—Vous pouvez, en effet, contester mes droits, dit le vieillard tranquillement, les annuler peut-être; je ne me suis fait à cet égard aucune illusion; mais, avant que les juges aient décidé entre nous, tout projet de mariage devra demeurer suspendu, et c’est là, pour le moment, ma seule prétention.

—Et si nous passons outre, Monsieur? demanda madame de Luxeuil avec une ironie emportée.

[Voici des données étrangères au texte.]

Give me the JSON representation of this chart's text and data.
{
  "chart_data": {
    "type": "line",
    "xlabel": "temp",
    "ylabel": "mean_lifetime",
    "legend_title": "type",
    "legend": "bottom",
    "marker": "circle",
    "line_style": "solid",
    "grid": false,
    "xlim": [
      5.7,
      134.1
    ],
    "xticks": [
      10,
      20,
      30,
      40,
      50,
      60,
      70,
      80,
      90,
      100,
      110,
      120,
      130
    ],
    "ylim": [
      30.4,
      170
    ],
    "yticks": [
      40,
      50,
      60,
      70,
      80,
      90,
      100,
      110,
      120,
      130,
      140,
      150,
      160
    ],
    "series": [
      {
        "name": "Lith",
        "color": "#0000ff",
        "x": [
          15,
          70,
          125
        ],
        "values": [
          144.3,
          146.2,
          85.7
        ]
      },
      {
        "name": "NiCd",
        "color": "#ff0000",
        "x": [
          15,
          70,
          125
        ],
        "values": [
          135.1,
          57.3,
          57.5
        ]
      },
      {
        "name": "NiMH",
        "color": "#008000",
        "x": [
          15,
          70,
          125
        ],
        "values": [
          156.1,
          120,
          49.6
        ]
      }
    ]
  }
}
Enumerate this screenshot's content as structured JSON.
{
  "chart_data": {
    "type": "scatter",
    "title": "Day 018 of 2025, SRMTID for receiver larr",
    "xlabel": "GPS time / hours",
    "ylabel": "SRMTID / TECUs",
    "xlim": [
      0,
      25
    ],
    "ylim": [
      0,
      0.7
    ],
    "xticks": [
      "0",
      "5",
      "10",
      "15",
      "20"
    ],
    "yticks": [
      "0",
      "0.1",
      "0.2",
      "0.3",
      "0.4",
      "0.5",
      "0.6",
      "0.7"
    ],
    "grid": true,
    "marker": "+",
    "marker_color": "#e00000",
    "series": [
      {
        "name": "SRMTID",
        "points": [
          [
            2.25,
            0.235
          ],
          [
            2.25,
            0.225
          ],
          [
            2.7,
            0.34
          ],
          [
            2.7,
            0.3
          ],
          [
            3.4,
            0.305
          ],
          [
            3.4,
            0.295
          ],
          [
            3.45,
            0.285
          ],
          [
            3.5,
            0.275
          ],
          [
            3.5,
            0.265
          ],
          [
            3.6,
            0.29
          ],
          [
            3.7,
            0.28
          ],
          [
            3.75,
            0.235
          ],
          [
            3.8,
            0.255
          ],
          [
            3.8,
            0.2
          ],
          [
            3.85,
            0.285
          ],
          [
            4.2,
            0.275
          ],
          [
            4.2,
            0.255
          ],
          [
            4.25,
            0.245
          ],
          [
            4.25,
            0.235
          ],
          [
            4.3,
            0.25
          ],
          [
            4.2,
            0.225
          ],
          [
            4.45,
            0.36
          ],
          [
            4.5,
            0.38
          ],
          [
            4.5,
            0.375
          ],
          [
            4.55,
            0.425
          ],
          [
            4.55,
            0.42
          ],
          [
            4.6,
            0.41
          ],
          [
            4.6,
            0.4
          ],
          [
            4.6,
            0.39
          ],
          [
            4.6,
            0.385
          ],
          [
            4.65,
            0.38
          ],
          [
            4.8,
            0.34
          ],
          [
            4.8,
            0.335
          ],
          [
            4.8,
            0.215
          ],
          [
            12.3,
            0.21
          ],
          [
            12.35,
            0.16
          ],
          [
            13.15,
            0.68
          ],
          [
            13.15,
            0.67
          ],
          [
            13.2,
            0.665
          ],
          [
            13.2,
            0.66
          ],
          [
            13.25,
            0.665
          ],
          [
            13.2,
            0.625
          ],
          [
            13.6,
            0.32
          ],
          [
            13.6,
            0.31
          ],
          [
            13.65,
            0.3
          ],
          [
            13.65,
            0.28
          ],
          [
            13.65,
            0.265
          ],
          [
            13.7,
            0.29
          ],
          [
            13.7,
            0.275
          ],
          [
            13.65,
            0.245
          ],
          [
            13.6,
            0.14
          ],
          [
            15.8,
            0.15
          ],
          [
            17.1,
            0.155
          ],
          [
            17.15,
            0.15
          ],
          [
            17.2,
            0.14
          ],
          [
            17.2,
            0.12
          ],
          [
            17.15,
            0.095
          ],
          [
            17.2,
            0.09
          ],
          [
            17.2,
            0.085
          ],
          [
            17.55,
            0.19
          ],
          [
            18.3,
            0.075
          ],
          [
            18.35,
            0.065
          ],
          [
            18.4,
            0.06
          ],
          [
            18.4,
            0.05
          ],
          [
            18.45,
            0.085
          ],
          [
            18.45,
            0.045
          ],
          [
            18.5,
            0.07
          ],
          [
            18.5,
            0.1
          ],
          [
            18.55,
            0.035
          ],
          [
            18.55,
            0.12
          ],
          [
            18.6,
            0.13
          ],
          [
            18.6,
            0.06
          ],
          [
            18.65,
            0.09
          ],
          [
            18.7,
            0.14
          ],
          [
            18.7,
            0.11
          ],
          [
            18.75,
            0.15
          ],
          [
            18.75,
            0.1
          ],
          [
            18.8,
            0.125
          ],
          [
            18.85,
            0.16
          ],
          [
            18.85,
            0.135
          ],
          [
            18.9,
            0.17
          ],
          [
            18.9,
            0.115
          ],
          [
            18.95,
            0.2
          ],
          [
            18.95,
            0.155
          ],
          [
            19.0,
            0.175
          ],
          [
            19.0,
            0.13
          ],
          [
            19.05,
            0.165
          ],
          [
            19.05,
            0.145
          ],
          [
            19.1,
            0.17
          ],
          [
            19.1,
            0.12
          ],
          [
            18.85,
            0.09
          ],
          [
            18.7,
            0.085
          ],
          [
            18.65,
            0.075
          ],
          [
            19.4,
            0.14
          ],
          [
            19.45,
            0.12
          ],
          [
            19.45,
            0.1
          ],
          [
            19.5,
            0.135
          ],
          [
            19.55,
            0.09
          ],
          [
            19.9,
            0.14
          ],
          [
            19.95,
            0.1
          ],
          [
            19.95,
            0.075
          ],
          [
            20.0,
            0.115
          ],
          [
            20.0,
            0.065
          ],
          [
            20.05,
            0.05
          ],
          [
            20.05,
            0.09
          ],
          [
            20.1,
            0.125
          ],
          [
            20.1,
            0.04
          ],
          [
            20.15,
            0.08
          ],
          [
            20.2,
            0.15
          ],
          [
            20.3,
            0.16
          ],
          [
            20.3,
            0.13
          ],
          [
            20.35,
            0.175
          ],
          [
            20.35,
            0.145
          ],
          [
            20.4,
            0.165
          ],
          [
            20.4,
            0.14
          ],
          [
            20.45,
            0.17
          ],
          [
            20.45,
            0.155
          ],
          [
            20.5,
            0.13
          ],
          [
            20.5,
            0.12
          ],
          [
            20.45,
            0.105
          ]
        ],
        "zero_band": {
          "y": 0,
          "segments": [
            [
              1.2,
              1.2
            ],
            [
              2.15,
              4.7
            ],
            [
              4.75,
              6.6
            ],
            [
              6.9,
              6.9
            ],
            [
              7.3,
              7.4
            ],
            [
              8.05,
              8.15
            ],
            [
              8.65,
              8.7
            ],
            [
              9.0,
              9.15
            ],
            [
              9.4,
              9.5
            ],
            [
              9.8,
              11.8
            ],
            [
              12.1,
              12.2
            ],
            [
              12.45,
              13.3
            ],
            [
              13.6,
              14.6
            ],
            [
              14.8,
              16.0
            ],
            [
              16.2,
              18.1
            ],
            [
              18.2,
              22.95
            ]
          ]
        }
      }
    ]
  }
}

—Alors, répéta le duc d’un ton ferme, je vous suivrai devant l’officier de l’état civil, et, là, publiquement, toutes portes ouvertes et le testament de la baronne à la main, je déclarerai m’opposer à la célébration du mariage; j’interrogerai tout haut mademoiselle Honorine Louis, je lui dirai les vrais motifs de la recherche de son cousin; je l’avertirai du sort qui l’attend, et si elle doute, je lui offrirai des preuves.

—Des preuves!

—Les voici! des lettres écrites par votre fils à la maîtresse que son mariage doit enrichir! Vous voyez que rien ne me manque, et que je suis assez fort pour n’avoir pas besoin de vous surprendre.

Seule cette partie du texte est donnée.